Söyleşiler dahilinde ünlü mimarlar ile dinleyicileri buluşturan ve bunu yaparken de çeşitli etkinliklerle mimari bir networking ortamı oluşturmayı amaçlayan oluşumun 2023 yılında aralarında Sidney, Kopenhag, Madrid, Paris, Berlin ve Hamburg’un da bulunduğu 12 şehirde etkinlikler gerçekleştirdi. Yılın son etkinliği olan Hamburg ayağında söyleşi konuğu olan 3 mimar konuşmacı; Daniel Libeskind, Herwig Spiegel ve Annabelle von Reuter, projelerini değil ancak kendi kişisel yaşam hikayelerini anlatan sunumlar ile dinleyicilerle buluştu. Organizasyon, bu sayede mimarları etkileyen, onlara ilham veren ve mimari tarzlarına yön veren etmenleri seyirci ile buluşturmayı amaçlıyor.


Daniel Libeskind

Etkinliğin en merak edilen konuşmacısı Daniel Libeskind, konuşmasına Polonya-İsrail ve Amerika’ya bölünmüş çocukluğundan bahsederek başladı ve karakter halini almış mimarlık disiplininin de etkisiyle, birçok anısını mimari konulara bağlayarak ilerledi. Birçok noktada da, belki de izleyicilerin duymak için geldiği vurucu ve akılda kalıcı cümleler kurmaktan da çekinmedi. Özellikle ABD’deki mülteci evinde sadece yuvarlak masalarının olması üzerinden, T cetvelinin 90 derece çizmediğini söylemesi ve bunun mimari tarzını etkilediğini belirtmesinin, dinleyicilerin hoşuna giden noktalardan biri olarak öne çıkan bir anektot olduğunu belirtebilirim. Dinlemek için geldiğimiz Libeskind, bir şovmen gibi bize duymaktan zevk alacağımız belki de yarı kurgu ama hoşa giden anılar vermekten geri kalmıyordu.
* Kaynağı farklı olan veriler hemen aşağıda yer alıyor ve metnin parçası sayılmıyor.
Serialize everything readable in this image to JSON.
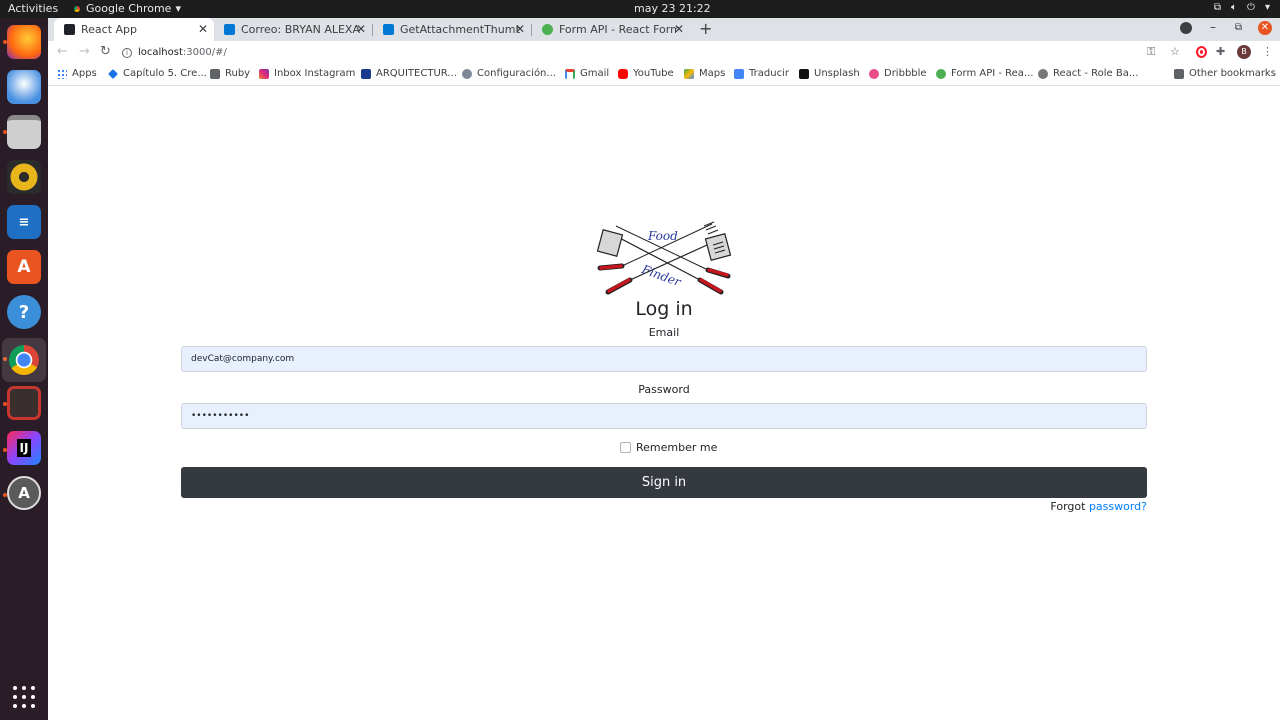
{
  "system_bar": {
    "activities": "Activities",
    "app_name": "Google Chrome",
    "clock": "may 23  21:22"
  },
  "dock": {
    "apps": [
      "firefox-icon",
      "thunderbird-icon",
      "files-icon",
      "rhythmbox-icon",
      "writer-icon",
      "software-icon",
      "help-icon",
      "chrome-icon",
      "terminal-icon",
      "intellij-icon",
      "updater-icon"
    ]
  },
  "browser": {
    "tabs": [
      {
        "title": "React App",
        "favicon_color": "#20232a"
      },
      {
        "title": "Correo: BRYAN ALEXANDE",
        "favicon_color": "#0078d4"
      },
      {
        "title": "GetAttachmentThumbnail",
        "favicon_color": "#0078d4"
      },
      {
        "title": "Form API - React Form Co",
        "favicon_color": "#4caf50"
      }
    ],
    "new_tab": "+",
    "url_host": "localhost",
    "url_path": ":3000/#/",
    "profile_initial": "B",
    "bookmarks": [
      {
        "label": "Apps",
        "color": "#4285f4"
      },
      {
        "label": "Capítulo 5. Cre...",
        "color": "#1a73e8"
      },
      {
        "label": "Ruby",
        "color": "#5f6368"
      },
      {
        "label": "Inbox Instagram",
        "color": "#e1306c"
      },
      {
        "label": "ARQUITECTUR...",
        "color": "#1a3a8f"
      },
      {
        "label": "Configuración...",
        "color": "#7e8a9a"
      },
      {
        "label": "Gmail",
        "color": "#ea4335"
      },
      {
        "label": "YouTube",
        "color": "#ff0000"
      },
      {
        "label": "Maps",
        "color": "#34a853"
      },
      {
        "label": "Traducir",
        "color": "#4285f4"
      },
      {
        "label": "Unsplash",
        "color": "#111111"
      },
      {
        "label": "Dribbble",
        "color": "#ea4c89"
      },
      {
        "label": "Form API - Rea...",
        "color": "#4caf50"
      },
      {
        "label": "React - Role Ba...",
        "color": "#777777"
      }
    ],
    "other_bookmarks": "Other bookmarks"
  },
  "login": {
    "logo_top_text": "Food",
    "logo_bottom_text": "Finder",
    "title": "Log in",
    "email_label": "Email",
    "email_value": "devCat@company.com",
    "password_label": "Password",
    "password_value": "•••••••••••",
    "remember_label": "Remember me",
    "signin_label": "Sign in",
    "forgot_prefix": "Forgot ",
    "forgot_link": "password?"
  }
}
Çocukluğuna dair paylaştığı bilgiler, ailesinin Nazi iktidarı döneminde yaşadığı vahşetlerden sonra komunist rejim altındaki Polonya’da başlıyor. O dönemin Polonyasını komunist bir hapishane olarak niteleyen Libeskind, Tel Aviv’e taşındıklarında ilk defa renkleri görmeye başladığını, biraz da sinematografik bir dil ile betimliyor.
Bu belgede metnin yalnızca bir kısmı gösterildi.